Imperial Navy Capt. Zenshiro Hoshina of the 1st Section Naval Affairs Bureau and conservative member of the lower house of Parliment [sic] (no dates given), was first to weigh in, when he stated, “I absolutely deny it. No such execution could have taken place without my knowledge.”
Adm. Shegeyoshi Inouye, a wartime member of the Imperial Navy General Staff, chimed in by announcing, “I vigorously deny any knowledge of Earhart incident.”
The third and final of Gervais’ July 1960 entrees comes from Adm. Hitoshi Tsunoda, a former naval commander-turned naval historian, who declaimed, “Our records show no such incident.”

Mrs. Michiko Sugita, whose account as told to the Japan Times in 1970 remains the only testimony from a Japanese national that attests to Amelia Earhart’s presence and death on Saipan following her July 2, 1937 disappearance.
Such were the Japanese falsehoods that Gervais chose to cite, though he could have listed other similar mendacities emanating from the lips of the Emperor’s slaves, past and present. What else should we expect from the masters of the Bataan Death March, which remains the single greatest atrocity ever perpetuated against American POWs?

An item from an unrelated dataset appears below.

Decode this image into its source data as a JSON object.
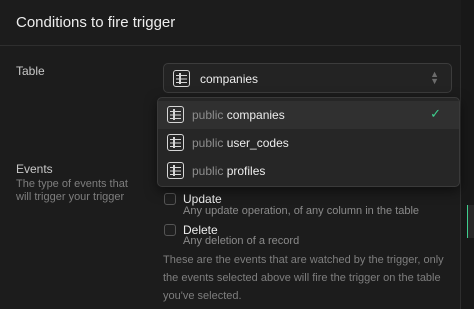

What was never expected was the truly shocking revelation that came from a humble Japanese housewife, Mrs. Michiko Sugita, whose amazing courage in stepping forward and separating herself from her entire nation’s shameful history in the Earhart matter probably cost that good woman her life.

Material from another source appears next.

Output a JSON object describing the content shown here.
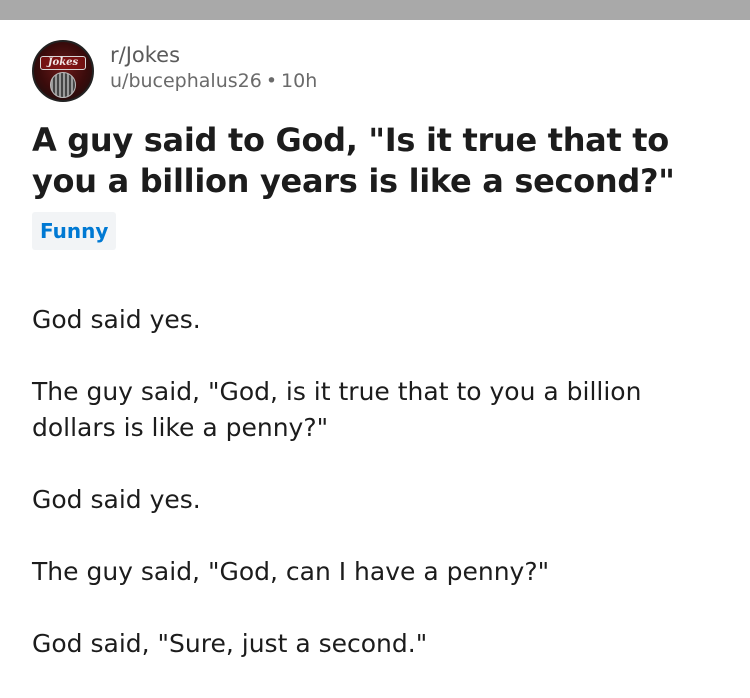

Gervais quotes a November 1970 TOKYO REUTERS dispatch: “Mrs. Michiko Sugita stated that her father, a policeman on Saipan in 1937 stated, ‘It was the Japanese military who executed Earhart,’ and also that it disgusted him after he had learned about it because it was an illegal act under the Geneva Convention.” (End of Joe Gervais’ “A Chronology of Japanese Denials Interests and Cooperation.”)
Mrs. Michiko Sugita’s initial media revelation that Japanese military police shot Amelia Earhart as a spy on Saipan in 1937 was to the Japan Times. The story, headlined “Japanese Woman Says Police Executed Amelia on Saipan,” was released by the Tokyo office of United Press International on November 12. I don’t have the Tokyo Reuters release.

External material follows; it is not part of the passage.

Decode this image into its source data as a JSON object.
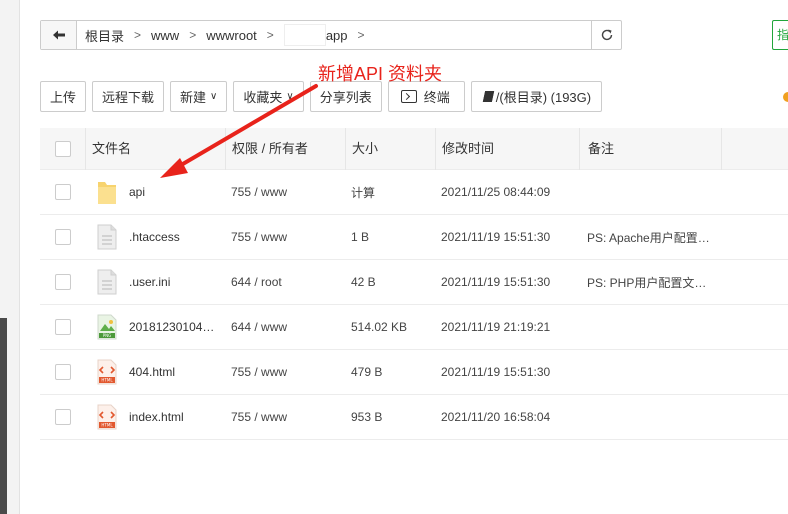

“Mrs. Sugita, who was 11 at the time, said Japanese military police told her father an American aviator had been shot as a spy,” UPI reported. “She said she never learned how the woman had been captured or where the execution took place.”
Sugita’s account remains the only report ever from a Japanese national that supports Amelia Earhart’s presence and death on Saipan in 1937. Thomas E. Devine, author of Eyewitness: The Amelia Earhart Incident (1987), eventually got Sugita’s address from the director of Asian services for the Tokyo bureau of UPI, and he shared a friendly but brief correspondence with Sugita that ended suddenly and without explanation. More than once Devine told me that he believed Sugita was “disappeared” by the Japanese government for her “treachery,” and as an example to anyone else in Japan with knowledge who might have been considering coming forward to support Sugita’s account. I can only agree fully.
For more on Michiko Sugita, please see pages 107-111 of Truth at Last (2nd Edition).
Joe Gervais passed away at his home in Las Vegas, Nevada on Jan. 26, 2005 at age 80.